Council for the Development of Social Science Research in Africa
Conseil pour le développement de la recherche en sciences sociales en Afrique
Conselho para o Desenvolvimento da Pesquisa em Ciências Sociais em África
مجلس تنمية البحوث الإجتماعية في أفريقيا


Professor Emmanuel Kwaku Akyeampong: New Oppenheimer Faculty Director of the Harvard University Center for African Studies effective July 1, 2016

Number of visits: 928466

We are pleased to announce the appointment of Professor Emmanuel Kwaku
Akyeampong as the new Oppenheimer Faculty Director of the Harvard University
Center for African Studies effective July 1, 2016.
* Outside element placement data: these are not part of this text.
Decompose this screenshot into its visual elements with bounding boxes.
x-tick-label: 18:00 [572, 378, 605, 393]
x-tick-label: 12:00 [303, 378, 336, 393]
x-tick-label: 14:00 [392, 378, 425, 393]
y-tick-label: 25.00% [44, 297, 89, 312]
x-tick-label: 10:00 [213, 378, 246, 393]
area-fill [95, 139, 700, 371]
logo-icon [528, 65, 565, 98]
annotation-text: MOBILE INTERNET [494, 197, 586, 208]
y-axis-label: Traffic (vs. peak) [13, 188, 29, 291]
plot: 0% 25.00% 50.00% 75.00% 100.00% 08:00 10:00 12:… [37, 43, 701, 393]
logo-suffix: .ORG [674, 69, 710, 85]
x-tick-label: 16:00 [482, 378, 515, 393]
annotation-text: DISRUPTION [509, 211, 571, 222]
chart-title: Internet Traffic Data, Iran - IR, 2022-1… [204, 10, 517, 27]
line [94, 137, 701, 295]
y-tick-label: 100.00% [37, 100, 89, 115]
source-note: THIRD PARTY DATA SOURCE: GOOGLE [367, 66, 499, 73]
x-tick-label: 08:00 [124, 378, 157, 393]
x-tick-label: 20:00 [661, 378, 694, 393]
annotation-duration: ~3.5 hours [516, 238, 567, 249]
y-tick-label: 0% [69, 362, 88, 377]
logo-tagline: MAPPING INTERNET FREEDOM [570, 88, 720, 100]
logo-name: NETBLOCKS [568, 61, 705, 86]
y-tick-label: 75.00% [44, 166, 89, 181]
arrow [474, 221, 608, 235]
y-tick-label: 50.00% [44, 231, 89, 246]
Akyeampong, Professor of History and of African and African American Studies, is
the senior historian of Africa at Harvard, and specializes in West African history,
Islam in Sub-Saharan Africa, comparative slavery, social history of alcohol, disease
and medicine, ecology, the African diaspora, political economy and trade, and social
and cultural history. He is the author of Drink, Power, and Cultural Change: A Social
History of Alcohol in Ghana, c.1800 to Recent Times (1996); and Between the Sea and the Lagoon: An Eco-Social History of the Anlo of Southeastern Ghana, c.1850 to Recent Times (2001). He is the editor of Themes in West Africa’s History (2006); The
Dictionary of African Biography 6 Vols. with Henry Louis Gates Jr., (2012); Africa’s
Development in Historical Perspective, together with Robert Bates, Nathan Nunn, and
James Robinson (2014); and The Culture of Mental Illness and Psychiatric Practice in
Africa, together with Allan G. Hill and Arthur Kleinman (2015).
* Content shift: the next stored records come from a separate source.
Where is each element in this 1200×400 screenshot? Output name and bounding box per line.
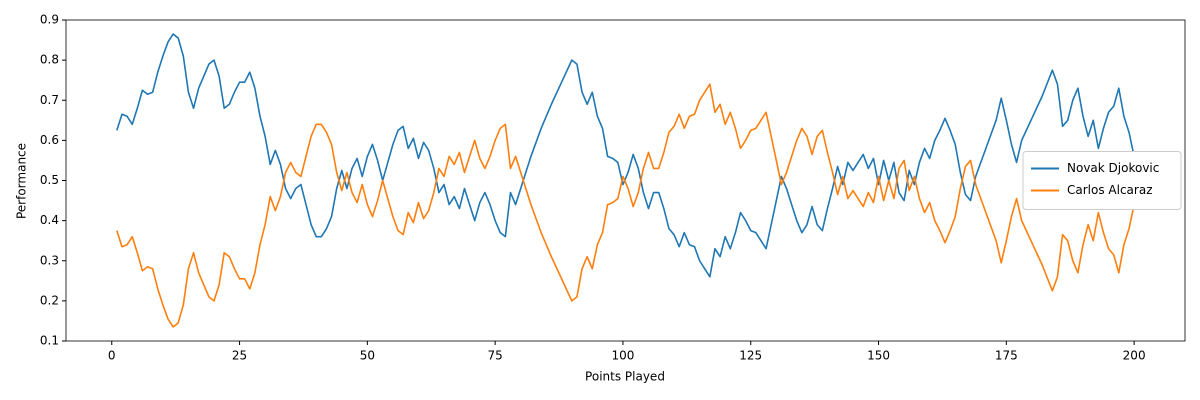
y-tick-label: 0.7	[40, 93, 59, 107]
y-tick-label: 0.9	[40, 13, 59, 27]
x-tick-label: 175	[995, 349, 1018, 363]
x-tick-label: 125	[739, 349, 762, 363]
y-tick-label: 0.5	[40, 173, 59, 187]
plot-frame	[65, 19, 1186, 342]
y-tick-label: 0.1	[40, 334, 59, 348]
x-tick-label: 0	[108, 349, 116, 363]
x-tick-label: 50	[360, 349, 375, 363]
legend-box	[1022, 151, 1182, 210]
x-tick-label: 200	[1123, 349, 1146, 363]
series-line	[116, 33, 1135, 278]
x-tick-label: 25	[232, 349, 247, 363]
y-tick-label: 0.3	[40, 253, 59, 267]
x-tick-label: 100	[611, 349, 634, 363]
y-tick-label: 0.2	[40, 293, 59, 307]
x-axis-label: Points Played	[585, 370, 665, 384]
y-tick-label: 0.8	[40, 53, 59, 67]
y-axis-label: Performance	[15, 143, 29, 219]
y-tick-label: 0.6	[40, 133, 59, 147]
series-line	[116, 83, 1135, 328]
legend-label: Novak Djokovic	[1067, 161, 1159, 175]
x-tick-label: 75	[488, 349, 503, 363]
y-tick-label: 0.4	[40, 213, 59, 227]
legend-label: Carlos Alcaraz	[1067, 183, 1153, 197]
x-tick-label: 150	[867, 349, 890, 363]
Professor Akyeampong is a Fellow of the Ghana Academy of Arts and Sciences
(FGA), and a Corresponding Fellow of the Royal Historical Society (UK). He serves as
President of the African Public Broadcasting Foundation (US), sits on the Advisory
Council of the Carnegie African Diaspora Fellows Program, and is a co-founder of the
International Institute for the Advanced Study of Cultures, Institutions and
Economic Enterprise based in Accra, Ghana. Akyeampong was editor of the Journal
of African History, a founding co-editor of African Diaspora, and has served on the
editorial advisory boards of African Arguments, Psychopathologie africaine, African
Affairs, International Journal of African Historical Studies, Journal of African History,
Economic History of Developing Regions, Journal of the Social History of Medicine,
Ghana Studies, Transactions of the Historical Society of Ghana, and Research
Review. He served on the board of directors for the African Studies Association, and
was a Council Member of the International African Institute.

Professor Akyeampong came to Harvard in 1993 and was instrumental, along with
Professor Henry Louis Gates, Jr., in creating Harvard’s Department of African and
African American Studies, which offers an undergraduate concentration in African
Studies and a Ph.D. in African Studies. He served as chair of the Committee on
African Studies at Harvard from 2002 to 2006, and succeeds Professor Caroline
Elkins as Oppenheimer Director of the Center.

Akyeampong earned his B.A. from the University of Ghana, Legon, his M.A. in
History from Wake Forest University, and his Ph.D. in History from the University of
Virginia. Akyeampong is also a graduate of the Andover Newton Theological
Seminary, and serves as Affiliate Minister for Outreach at Acton Congregational
Church. He is married to Ntuli Qoboza-Akyeampong and has three children.

An accomplished scholar and teacher who is highly respected amongst his Africanist
peers, Professor Akyeampong will bring strong leadership to the Center for African
Studies and plans to build on the Center’s highly successful portfolio of programs.
Please join us in welcoming him to this important role.